“It would be easier for the world to survive without the sun than to do without Holy Mass.” – St. Padre Pio
After a talk I gave a while ago, a young man came to me with a question. “I think I’m a good Catholic,” he began, “but I don’t go to mass. I hear it’s a sin not to go, but I don’t understand that. I guess I don’t see the point. Can you give me any reasons why I should go?” His question was sincere, and it led to a long and healthy discussion of why being present at the Holy Sacrifice of the Mass is important in the life of a faithful Catholic.
But truth be told, many Catholics probably ask the same questions, even if they attend mass faithfully. What’s the point? Why should I bother? This confusion and apathy about the source and summit of the Catholic faith is due to an almost complete failure of teaching on what the mass actually is.
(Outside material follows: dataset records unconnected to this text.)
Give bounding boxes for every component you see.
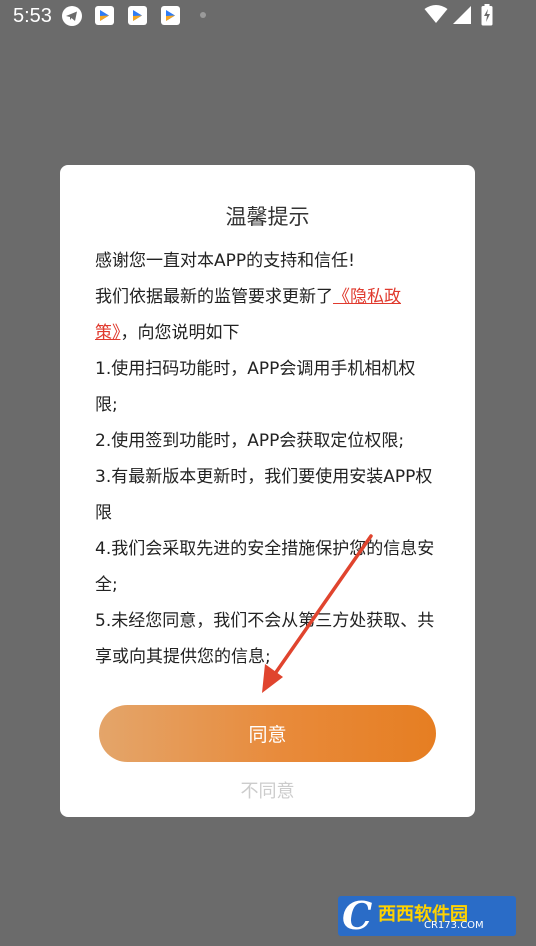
permission-item-camera: 1.使用扫码功能时，APP会调用手机相机权限; xyxy=(95,359,416,415)
more-notifications-dot-icon xyxy=(200,12,206,18)
app-notification-icon xyxy=(128,6,147,25)
wifi-icon xyxy=(424,4,448,29)
watermark-letter: C xyxy=(342,896,373,936)
app-notification-icon xyxy=(161,6,180,25)
permission-item-install: 3.有最新版本更新时，我们要使用安装APP权限 xyxy=(95,467,433,523)
permission-item-third-party: 5.未经您同意，我们不会从第三方处获取、共享或向其提供您的信息; xyxy=(95,611,435,667)
watermark-domain: CR173.COM xyxy=(424,920,484,931)
status-bar: 5:53 xyxy=(0,0,536,34)
agree-button[interactable]: 同意 xyxy=(99,705,436,762)
dialog-body: 感谢您一直对本APP的支持和信任! 我们依据最新的监管要求更新了《隐私政策》，向… xyxy=(95,243,435,675)
battery-charging-icon xyxy=(481,4,493,31)
thanks-text: 感谢您一直对本APP的支持和信任! xyxy=(95,251,355,271)
app-notification-icon xyxy=(95,6,114,25)
disagree-button[interactable]: 不同意 xyxy=(60,777,475,803)
permission-item-security: 4.我们会采取先进的安全措施保护您的信息安全; xyxy=(95,539,435,595)
policy-update-suffix: ，向您说明如下 xyxy=(120,323,240,343)
telegram-icon xyxy=(62,6,82,26)
watermark-logo: C 西西软件园 CR173.COM xyxy=(338,896,516,936)
cellular-signal-icon xyxy=(452,5,472,30)
status-time: 5:53 xyxy=(13,5,52,27)
dialog-title: 温馨提示 xyxy=(225,205,310,229)
policy-update-prefix: 我们依据最新的监管要求更新了 xyxy=(95,287,333,307)
permission-item-location: 2.使用签到功能时，APP会获取定位权限; xyxy=(95,431,405,451)
privacy-dialog: 温馨提示 感谢您一直对本APP的支持和信任! 我们依据最新的监管要求更新了《隐私… xyxy=(60,165,475,817)
policy-update-text: 我们依据最新的监管要求更新了《隐私政策》，向您说明如下 xyxy=(95,279,435,351)
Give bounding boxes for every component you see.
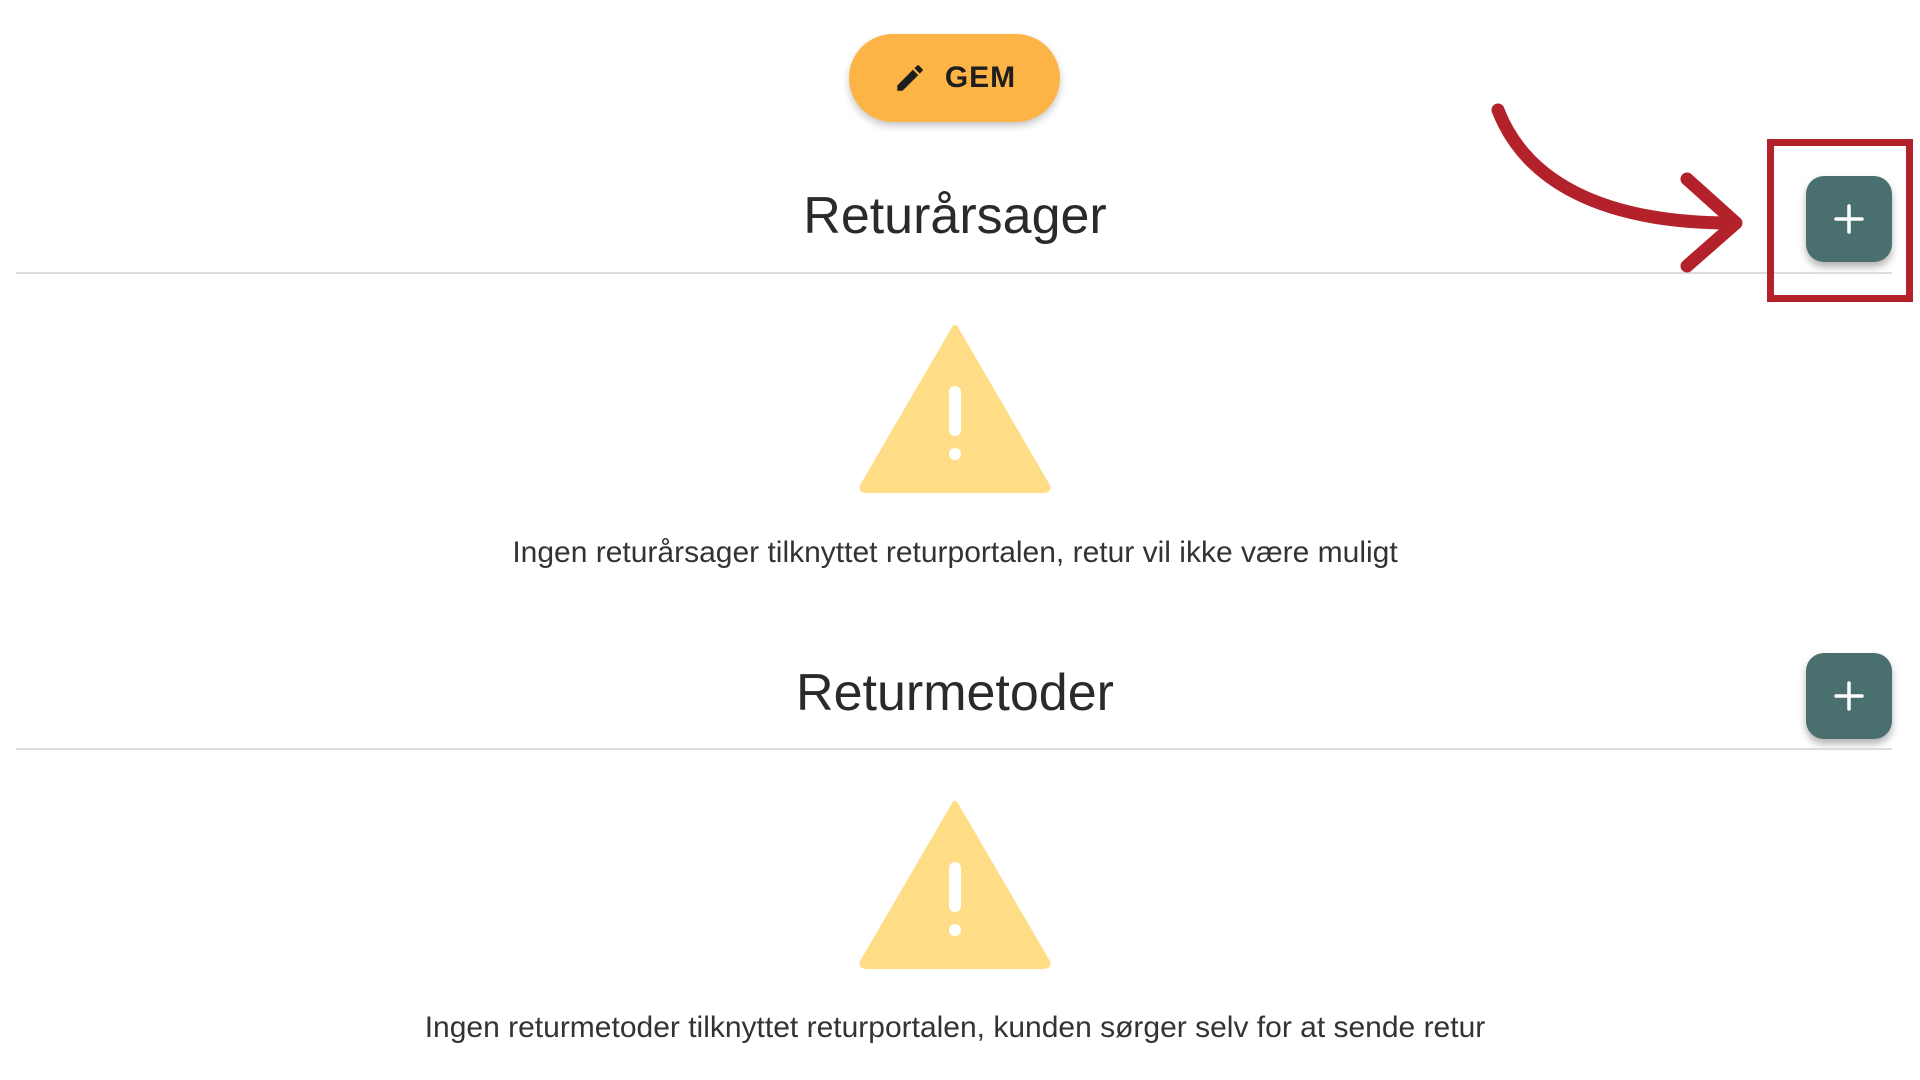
section-divider [16, 748, 1892, 750]
save-button[interactable]: GEM [849, 34, 1060, 122]
highlight-box [1767, 139, 1913, 302]
pencil-icon [893, 61, 927, 95]
empty-state-message: Ingen returmetoder tilknyttet returporta… [424, 1011, 1486, 1044]
section-title-return-methods: Returmetoder [796, 664, 1114, 722]
curved-arrow-icon [1480, 95, 1780, 295]
warning-icon [855, 320, 1055, 496]
save-button-label: GEM [944, 61, 1017, 94]
add-return-method-button[interactable] [1806, 653, 1892, 739]
empty-state-message: Ingen returårsager tilknyttet returporta… [512, 536, 1398, 569]
warning-icon [855, 796, 1055, 972]
plus-icon [1832, 679, 1866, 713]
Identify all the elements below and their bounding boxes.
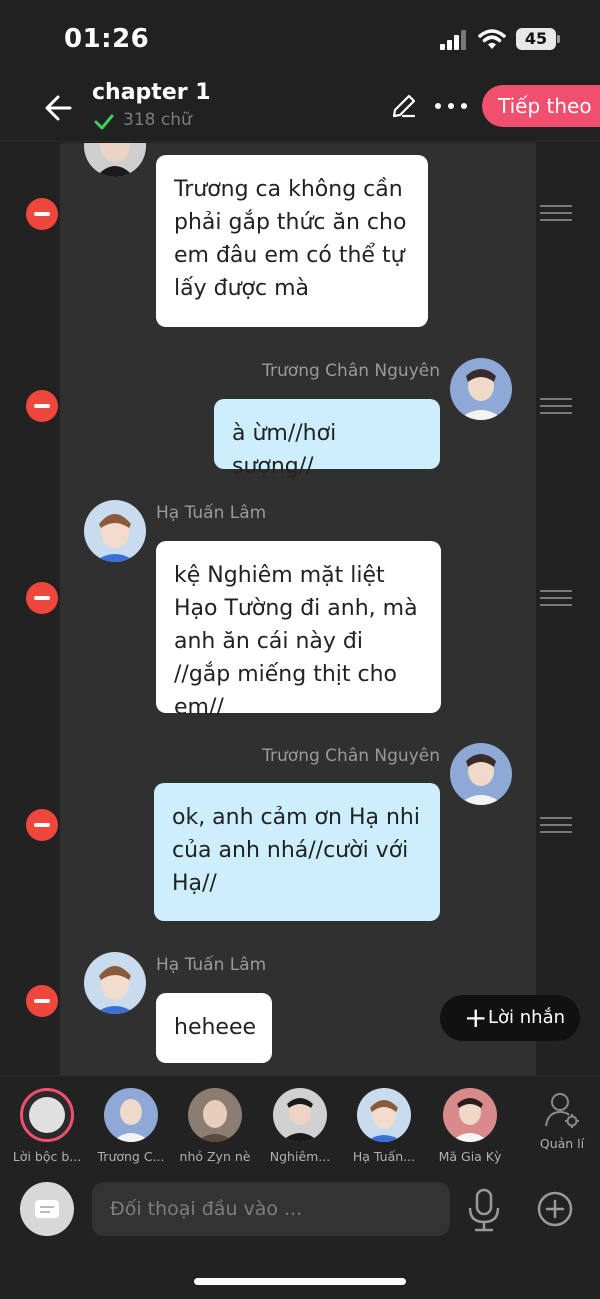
- remove-message-button[interactable]: [26, 198, 58, 230]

To clear up some of this confusion, let’s examine the nature and purposes of the Holy Sacrifice of the Mass.
What is the mass?
Let’s begin with what the mass is not. The mass is not a community meal designed to strengthen our unity and “gather us in.” Feelings of unity and community can be strengthened at any number of events, including potlucks or Church picnics. At most, feeling unified with our brothers and sisters in Christ is a nice byproduct of the mass, but it is certainly not its chief end.
Second, the mass is not about you. It is not about having a wonderful “weekend experience,” as one new parish based program claims. Nor is its purpose to make you feel good about yourself, to encourage you, to inspire you, or to make you feel included and welcomed.